Perhaps the thorniest part of this study is its assertion that the Steppe ancestry in diverse present-day South Asian groups is derived primarily from males and enriched in present-day individuals belonging to Brahmin or Bhumihar groups. This is a sex-asymmetric population mixture mirrored by African Americans and Columbian Latinos, where 20% and 80% of European ancestry is explained in four-to-one and fifty-to-one ratios, respectively, by the male side.

This Steppe ancestry is derived from a narrow time-window between 2,000 BC and 1,500 BC. In stating this, it reiterates the existence of a certain form of the Aryan migration theory. But this last point also helps understand why Shinde and others rushed to discredit this study. As David Reich pointed out in his 2018 book, Who We Are and How We Got Here, there is no escaping the political ramifications of theories of India’s ancestral populations. This in turn renders the press’s response all the more bizarre. For example, one attempt to break the findings down ended up giving equal credence to both studies and fell prey to false balance.

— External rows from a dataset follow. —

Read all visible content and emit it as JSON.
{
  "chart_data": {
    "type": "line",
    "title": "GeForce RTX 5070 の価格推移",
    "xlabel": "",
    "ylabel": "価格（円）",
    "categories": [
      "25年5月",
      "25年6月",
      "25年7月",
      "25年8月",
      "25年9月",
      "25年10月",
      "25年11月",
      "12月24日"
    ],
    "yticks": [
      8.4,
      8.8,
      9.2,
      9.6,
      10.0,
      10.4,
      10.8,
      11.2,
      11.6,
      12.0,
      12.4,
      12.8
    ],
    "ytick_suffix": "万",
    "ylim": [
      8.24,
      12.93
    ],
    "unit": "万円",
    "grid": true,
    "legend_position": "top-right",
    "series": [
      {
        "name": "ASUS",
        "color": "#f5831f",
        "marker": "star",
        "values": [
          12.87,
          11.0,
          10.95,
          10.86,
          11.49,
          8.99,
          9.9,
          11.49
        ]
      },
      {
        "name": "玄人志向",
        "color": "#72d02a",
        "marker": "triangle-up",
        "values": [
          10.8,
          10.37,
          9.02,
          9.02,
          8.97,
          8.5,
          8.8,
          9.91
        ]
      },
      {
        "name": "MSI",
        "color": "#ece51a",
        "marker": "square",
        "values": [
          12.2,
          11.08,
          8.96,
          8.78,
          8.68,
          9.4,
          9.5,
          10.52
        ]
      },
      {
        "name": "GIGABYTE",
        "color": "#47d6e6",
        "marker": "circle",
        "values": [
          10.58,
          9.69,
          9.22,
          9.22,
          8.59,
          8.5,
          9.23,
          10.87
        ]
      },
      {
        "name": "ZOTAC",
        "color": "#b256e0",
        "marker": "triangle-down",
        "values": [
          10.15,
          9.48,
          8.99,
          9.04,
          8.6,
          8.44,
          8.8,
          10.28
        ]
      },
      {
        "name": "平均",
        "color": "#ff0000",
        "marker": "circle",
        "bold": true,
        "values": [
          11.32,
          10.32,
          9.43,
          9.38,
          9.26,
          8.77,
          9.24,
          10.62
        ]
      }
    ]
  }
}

It was heartening to see one report quoting Narasimhan and Reich saying they didn’t agree with Shinde’s assertions, but for the most part the India media was supine. Indeed, it was telling how many outlets were happy to go along with the more politically favourable parts of the studies, with little to no regard for other scientists’ interjections. If nothing else, this episode demonstrates the need to quote independent scientists in a science story, especially when it is on a delicate and divisive issue. The verbatim reproduction of large parts of the papers, and/or press releases, does not make a good science news report.

Navneet A. Vasistha is a postdoctoral fellow at the University of Copenhagen, Denmark. Anirban Mukhopadhyay is a doctoral student at the Department of Genetics, University of Delhi. The views expressed in this article are personal and do not reflect those of the authors’ employers or universities.